Task force flags need for new revenue as vendors and workers raise procurement and contract concerns
Jefferson County Board of Education · December 10, 2025
Summary
A revenue task force told the board deferred-maintenance needs may total $2.5 billion and the district must identify $132 million in cuts; public speakers — including enrichment vendors and worker advocates — urged prompt contract approvals and strengthened procurement standards to protect federal funds and worker protections.
The Jefferson County Board of Education heard a Revenue Advisory Task Force update on Dec. 9 that underscored significant budget pressures and a possible need for new revenue, and public speakers raised related procurement and contract concerns.

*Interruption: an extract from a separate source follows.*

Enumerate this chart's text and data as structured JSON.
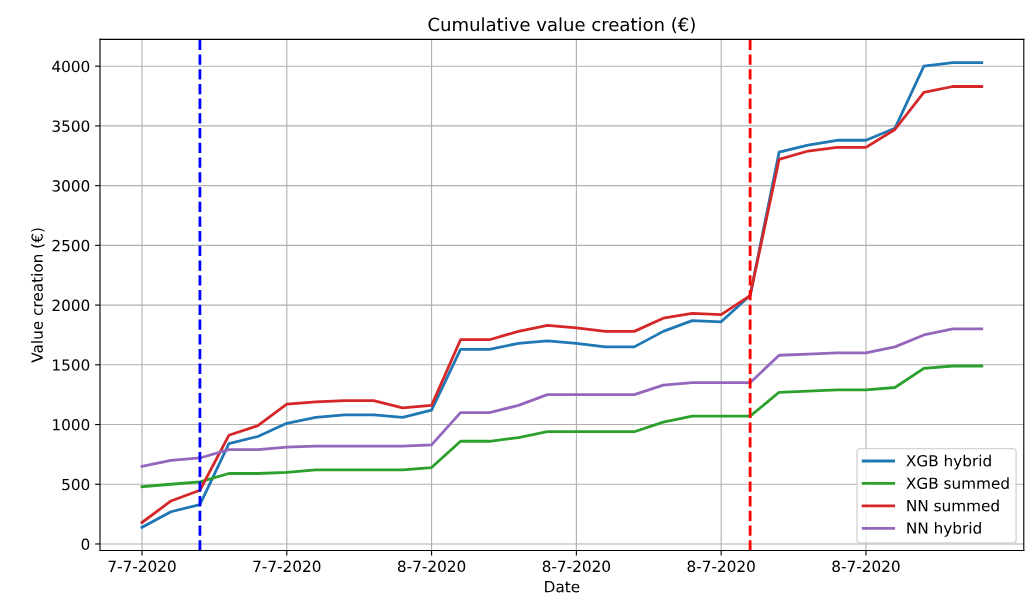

A board member reported the task force has been reviewing revenue options — including a utility tax, a general property tax increase and a facility "nickel" tax — and concluded new revenue will likely be necessary to address an estimated $2.5 billion in deferred maintenance across the district. The task force also noted the superintendent must identify $132 million in cuts for the coming fiscal year and said members were uncomfortable recommending a tax increase without a transparent accounting of proposed savings and their impacts.
Public commenters tied to contracts and construction urged the board to act on separate procurement and contracting issues. A small-business vendor (identified in the transcript as Beth Bram/Beth Brown) asked the board to approve enrichment vendor contracts that rely on federal funds she said expire in February; she said Family Resource Center contracts must be signed for schools to access those federal dollars. Worker advocates — Rick Hernandez and Chad Button — urged the district to strengthen procurement language to require documentation that subcontractors maintain background checks, drug testing policies, workers' compensation, insurance and safety training. Button said an open-records request for the WEB Du Bois Academy project returned subcontractor lists but not the workforce-compliance documentation he requested and argued the current procurement language uses permissive phrasing ("may require") that leaves protections unenforced.
Board members acknowledged the range of fiscal pressures described by the task force and heard requests to tighten procurement standards and to ensure federal enrichment funds are not lost because contracts remain unsigned. No new revenue decision was made; the task force intends to continue work and return with more detail after the Jan. 2026 meetings.